I got the email first thing on a Monday morning and I’m sure that the coffee hadn’t kicked in yet. The email came from a long time friend that I first met back when we were both new homeschool moms and our kids were the same age. The letter accused my son of using inappropriate language. Well, actually, more of a derogatory remark was made. It was confirmed when she spoke to her teen, at which time, her teen proceeded to throw my teen a little further under the bus. Yes, okay, maybe I’m feeling a bit protective of my cub!
My gut reaction was to tell her that she was lying. My angel child would never do such a thing! So many questions were running though my mind. Some made me angry and some had me confused. How do I reply? What do I say? Do I scream at my son and tell him he’s bad? Not believe what he says? Not believe what she says? This definitely ranked high in my book as an unpleasant chore of being a good mom! Being a reasonable (most of the time) and responsible (all of the time) parent, I knew that I needed to get to the bottom of this and reply to the owner of the pointing finger.
I never thought that I would be the mom with the kid who is the instigator in his circle of friends.

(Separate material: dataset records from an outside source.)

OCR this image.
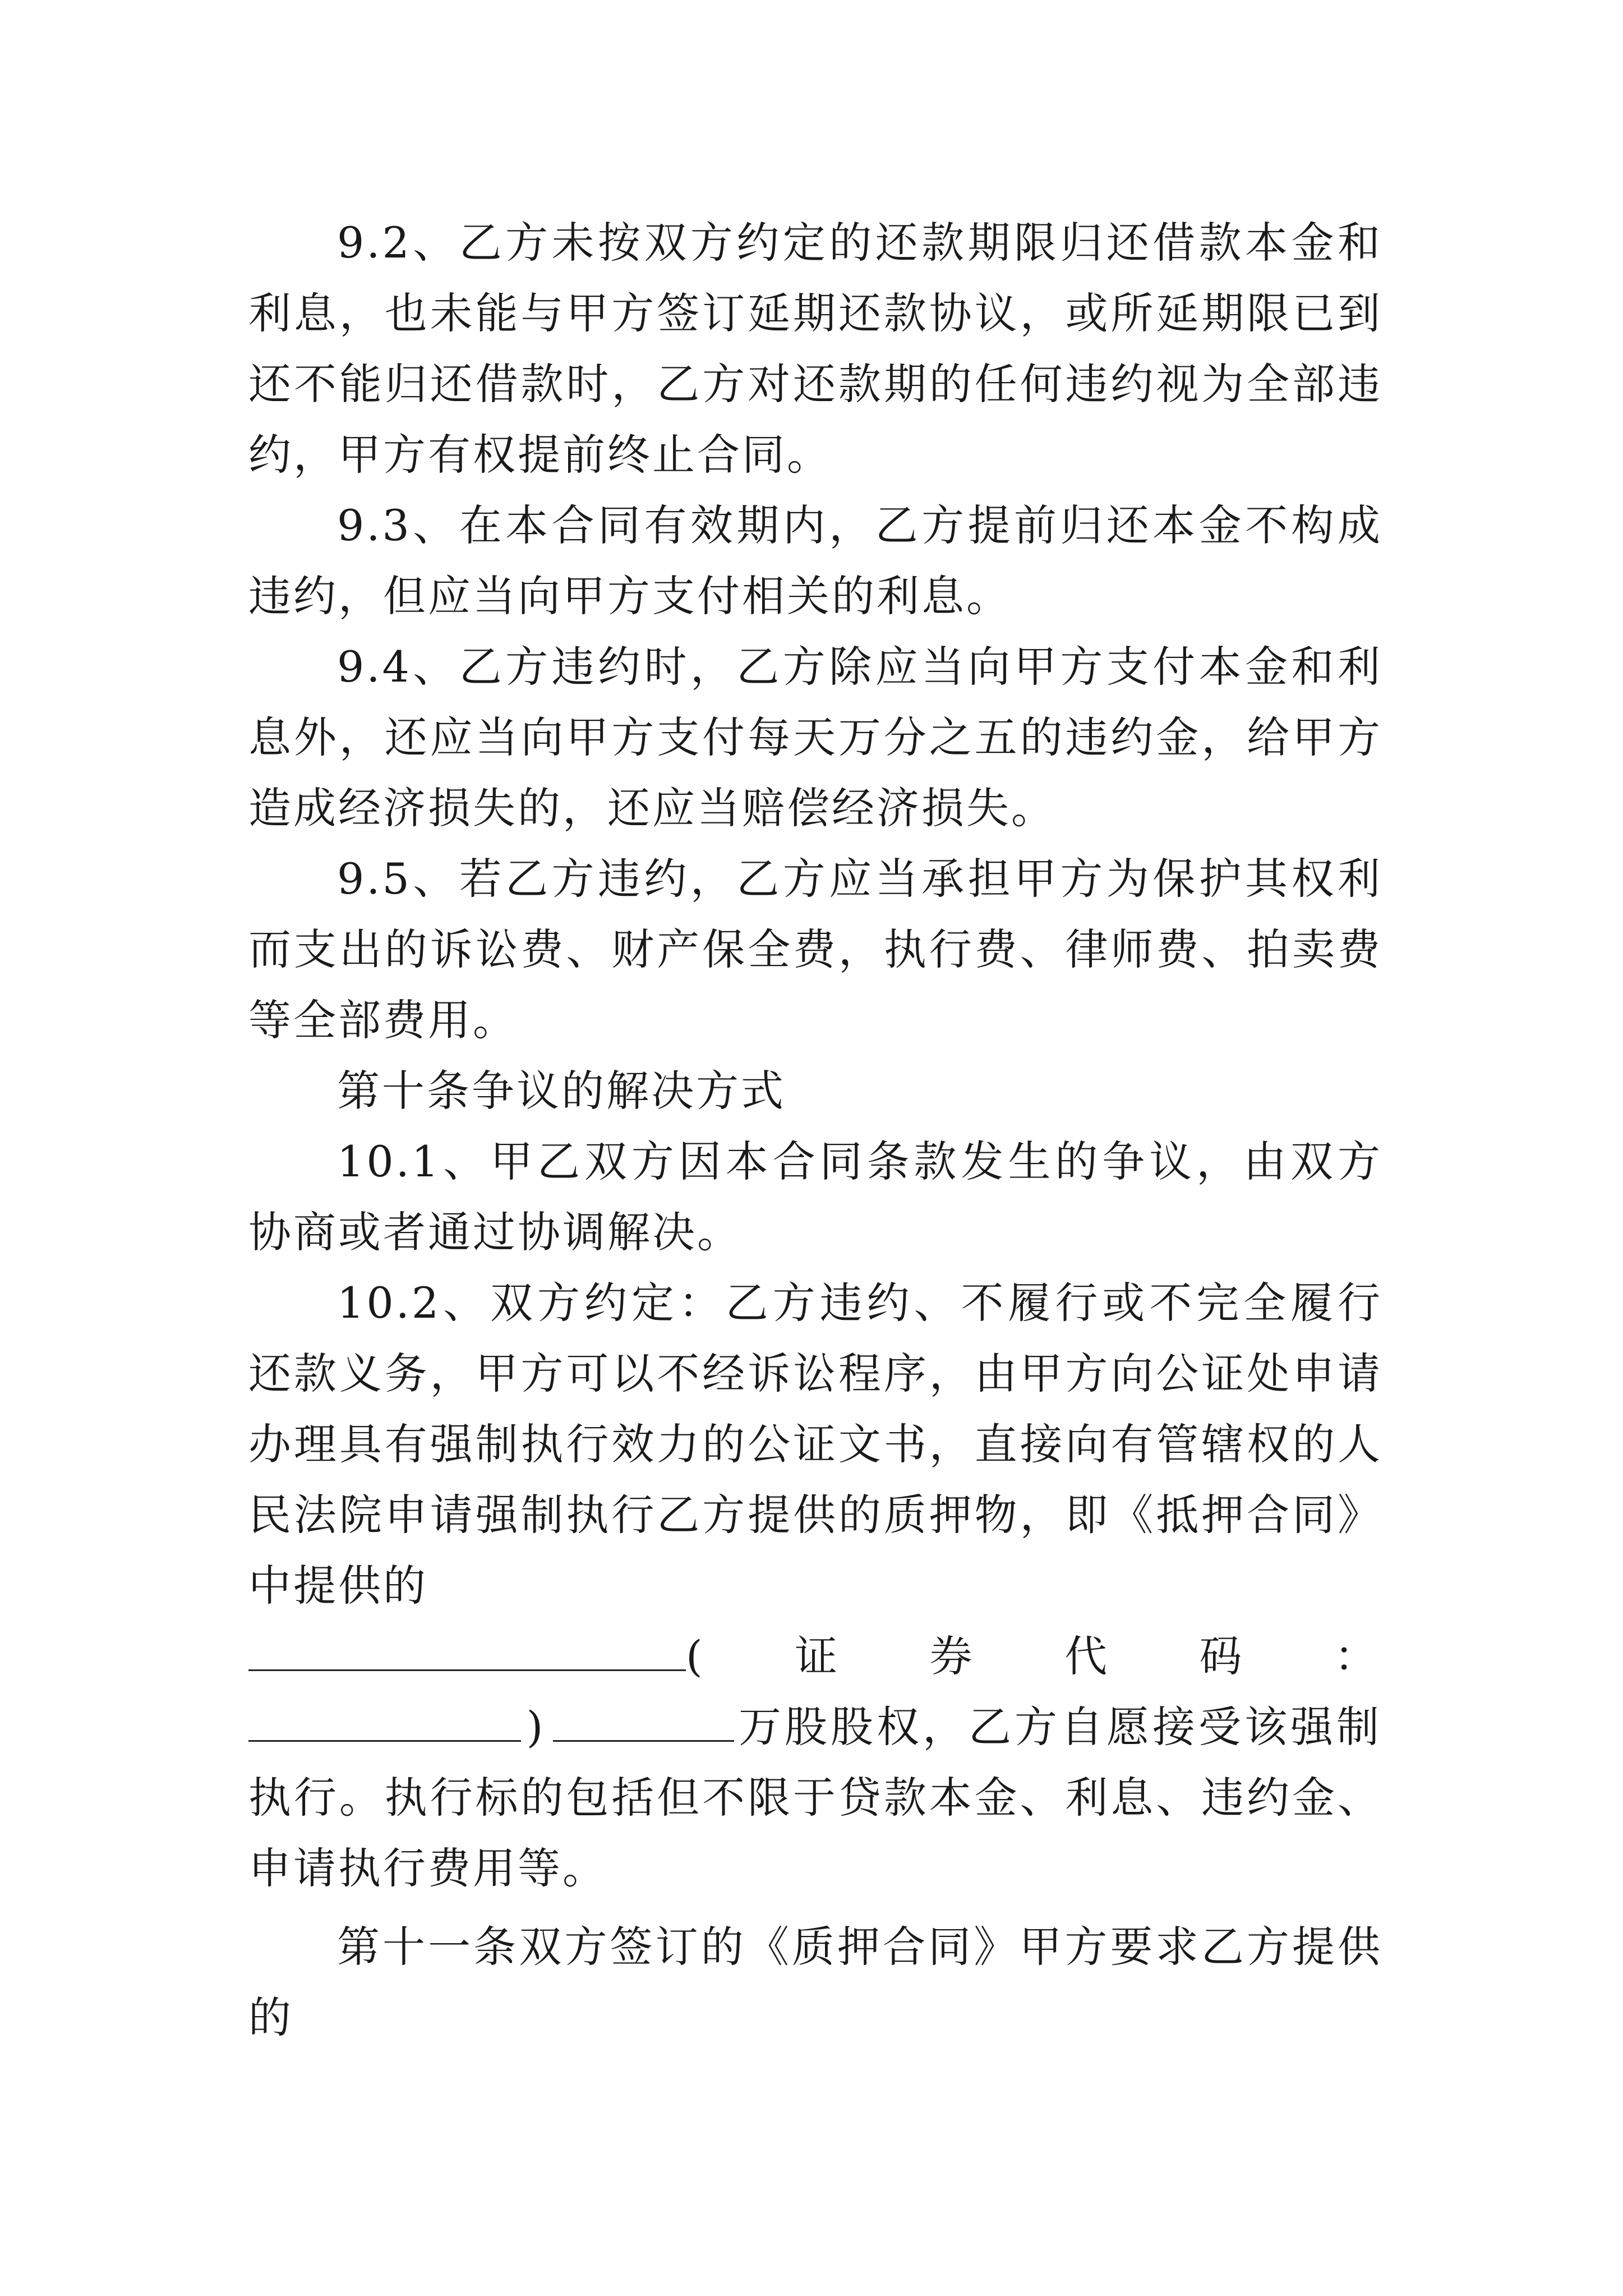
9.2、乙方未按双方约定的还款期限归还借款本金和利息，也未能与甲方签订延期还款协议，或所延期限已到还不能归还借款时，乙方对还款期的任何违约视为全部违约，甲方有权提前终止合同。

9.3、在本合同有效期内，乙方提前归还本金不构成违约，但应当向甲方支付相关的利息。

9.4、乙方违约时，乙方除应当向甲方支付本金和利息外，还应当向甲方支付每天万分之五的违约金，给甲方造成经济损失的，还应当赔偿经济损失。

9.5、若乙方违约，乙方应当承担甲方为保护其权利而支出的诉讼费、财产保全费，执行费、律师费、拍卖费等全部费用。

第十条争议的解决方式

10.1、甲乙双方因本合同条款发生的争议，由双方协商或者通过协调解决。

10.2、双方约定：乙方违约、不履行或不完全履行还款义务，甲方可以不经诉讼程序，由甲方向公证处申请办理具有强制执行效力的公证文书，直接向有管辖权的人民法院申请强制执行乙方提供的质押物，即《抵押合同》中提供的

( 证 券 代 码 ：
)	万股股权，乙方自愿接受该强制

执行。执行标的包括但不限于贷款本金、利息、违约金、申请执行费用等。

第十一条双方签订的《质押合同》甲方要求乙方提供的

You know that mom, the whispers in the shadows that follow behind her unknowingly. “How can she raise her kid like that?” Or, “I can’t believe she lets him get away with that kind of behavior!” Yes, I’m sure I’ve said those very words before, and now, I know what it’s like to be on the receiving end of it.
Being a parent is a tough job. We’ve all heard that before and if you are a parent, you know it to be true. We do the best we can in whatever the situation may be, bad behaviors and all. There is no guidebook that has a chapter on what to do if your teen behaves inappropriately and how to respond to the other family in a tactful email. I wish there was, I would have copied it word for word.
The big lesson of the moment wasn’t for my son, it was for me. I realized that my oldest is his own being and he is out of my jurisdiction when it comes to making his decisions on how he behaves himself when he’s on his own. Good or bad, I have to trust in myself that I did and still am doing everything possible to guide him in the right direction. Yes, there will be pitfalls and I will be there to throw the rope down to pull him back up when he falls in. That’s what a good parent does, right?
I haven’t received a response since the email went out and I may never hear anything about it ever again. There are lots of wagging fingers when it comes to parenting and other people’s children, so if I hear parenting whispers and opinions come out of the shadows, I think I’ll just put my hands in my pockets.